Yes. On the revenue side, I think the ongoing legacy business was about – I kind of remember off the top of my head, but – about $30 million – from the legacy business, about $30 million, and then you had the Fortrust acquisition and then IO on top of it from a revenue standpoint. And then from the IO transaction, we talked about it, with the equity offering, that, that will be, from an EBITDA perspective, around $80 million after integration.

Shlomo Rosenbaum

Analyst

So when I think about it, should I be expecting, including the other acquisitions like Credit Suisse and everything, more like $90 million from EBITDA from acquisitions?

Stuart Brown

Analyst

I mean, the numbers that we've provided include Credit Suisse, right. So the guidance numbers include Credit Suisse assuming that closes here later in the first quarter.

Shlomo Rosenbaum

Analyst

Right. Okay. I was just trying to get a kind of an organic growth of what you guys are seeing, expecting versus the acquisition growth.

Bill Meaney

Analyst

I think if you can think about it, Shlomo, this way, is that we expect this year – because some of the acquisitions we have, we have to build out some capacity, so I think the organic growth will be a little bit slower than what we've seen in the previous years.
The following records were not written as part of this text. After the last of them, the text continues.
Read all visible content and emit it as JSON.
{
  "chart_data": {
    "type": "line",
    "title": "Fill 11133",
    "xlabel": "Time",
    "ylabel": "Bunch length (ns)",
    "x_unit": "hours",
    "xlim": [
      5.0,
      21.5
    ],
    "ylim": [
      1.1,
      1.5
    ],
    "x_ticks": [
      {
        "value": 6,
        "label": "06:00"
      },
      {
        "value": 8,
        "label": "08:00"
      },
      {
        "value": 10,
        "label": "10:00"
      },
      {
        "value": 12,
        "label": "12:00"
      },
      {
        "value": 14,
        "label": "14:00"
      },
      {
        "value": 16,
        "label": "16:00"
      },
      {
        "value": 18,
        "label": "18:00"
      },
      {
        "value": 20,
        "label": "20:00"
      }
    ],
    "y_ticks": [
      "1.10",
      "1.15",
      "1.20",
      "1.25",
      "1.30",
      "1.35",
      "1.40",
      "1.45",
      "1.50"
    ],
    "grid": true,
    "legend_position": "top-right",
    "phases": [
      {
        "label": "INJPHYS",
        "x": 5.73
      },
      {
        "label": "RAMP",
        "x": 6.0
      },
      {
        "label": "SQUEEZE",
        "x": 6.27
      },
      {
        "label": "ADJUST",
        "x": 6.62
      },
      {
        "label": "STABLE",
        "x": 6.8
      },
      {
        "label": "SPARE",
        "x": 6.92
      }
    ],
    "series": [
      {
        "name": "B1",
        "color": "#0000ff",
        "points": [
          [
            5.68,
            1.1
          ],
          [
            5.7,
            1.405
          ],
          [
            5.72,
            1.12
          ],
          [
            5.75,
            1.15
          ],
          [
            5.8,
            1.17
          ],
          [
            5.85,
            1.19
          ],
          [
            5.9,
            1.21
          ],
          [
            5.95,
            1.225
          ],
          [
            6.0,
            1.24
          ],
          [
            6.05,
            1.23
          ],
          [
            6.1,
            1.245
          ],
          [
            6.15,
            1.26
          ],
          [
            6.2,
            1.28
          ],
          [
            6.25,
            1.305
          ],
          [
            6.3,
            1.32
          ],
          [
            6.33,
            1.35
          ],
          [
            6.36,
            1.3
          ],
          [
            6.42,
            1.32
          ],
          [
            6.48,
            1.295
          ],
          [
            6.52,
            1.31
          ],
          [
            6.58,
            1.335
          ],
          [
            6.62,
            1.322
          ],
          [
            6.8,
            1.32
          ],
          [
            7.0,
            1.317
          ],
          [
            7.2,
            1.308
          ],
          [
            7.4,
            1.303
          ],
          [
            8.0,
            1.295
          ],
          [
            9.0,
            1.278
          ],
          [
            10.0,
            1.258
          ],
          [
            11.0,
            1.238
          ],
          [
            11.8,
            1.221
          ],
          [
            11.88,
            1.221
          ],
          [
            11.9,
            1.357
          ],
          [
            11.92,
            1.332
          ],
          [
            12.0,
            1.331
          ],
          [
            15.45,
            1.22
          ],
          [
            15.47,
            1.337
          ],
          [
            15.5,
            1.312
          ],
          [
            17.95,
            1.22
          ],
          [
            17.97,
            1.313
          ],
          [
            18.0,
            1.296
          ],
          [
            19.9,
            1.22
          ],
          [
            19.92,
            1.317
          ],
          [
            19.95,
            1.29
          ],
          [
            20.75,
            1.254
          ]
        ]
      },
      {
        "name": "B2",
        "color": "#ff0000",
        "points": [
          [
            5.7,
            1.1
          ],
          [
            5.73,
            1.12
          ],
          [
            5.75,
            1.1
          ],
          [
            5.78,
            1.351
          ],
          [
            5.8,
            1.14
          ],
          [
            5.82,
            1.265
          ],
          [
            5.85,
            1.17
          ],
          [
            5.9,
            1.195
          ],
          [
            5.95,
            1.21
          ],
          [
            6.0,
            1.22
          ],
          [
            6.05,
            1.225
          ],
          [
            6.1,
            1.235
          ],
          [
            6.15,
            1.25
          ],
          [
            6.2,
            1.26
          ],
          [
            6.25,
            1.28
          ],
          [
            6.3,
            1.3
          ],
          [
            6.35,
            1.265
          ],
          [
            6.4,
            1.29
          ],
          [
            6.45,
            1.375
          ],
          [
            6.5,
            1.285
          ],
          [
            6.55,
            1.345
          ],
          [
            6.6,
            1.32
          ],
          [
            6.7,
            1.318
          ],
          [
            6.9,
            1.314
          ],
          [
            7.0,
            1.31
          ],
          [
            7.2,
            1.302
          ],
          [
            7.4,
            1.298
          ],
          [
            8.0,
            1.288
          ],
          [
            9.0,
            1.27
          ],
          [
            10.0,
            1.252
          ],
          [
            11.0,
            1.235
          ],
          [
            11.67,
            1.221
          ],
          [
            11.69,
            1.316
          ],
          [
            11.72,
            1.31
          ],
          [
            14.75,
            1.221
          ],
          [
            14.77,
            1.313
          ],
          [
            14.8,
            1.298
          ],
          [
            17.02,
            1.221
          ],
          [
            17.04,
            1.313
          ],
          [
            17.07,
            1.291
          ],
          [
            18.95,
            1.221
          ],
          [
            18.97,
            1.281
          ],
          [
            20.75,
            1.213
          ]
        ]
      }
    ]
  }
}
So I'd say mid-teens in terms of organic revenue growth, and EBITDA will grow a little bit faster than that as some of the assets stabilize because we're, obviously, moving up in terms of our EBITDA margin. But I think it's kind of – I would expect kind of mid-teens in terms of revenue growth and a little bit better on EBITDA.

Shlomo Rosenbaum

Analyst

Okay, thank you.

Operator

Operator

Thank you. And as that was the last question, I would like to return the call to management for any closing comments.

Bill Meaney

Analyst

We'd just like to thank everybody for listening in, and we look forward to a continued strength in 2018. Have a good day.

Operator

Operator

Thank you. This concludes our question-and-answer session and today's conference call.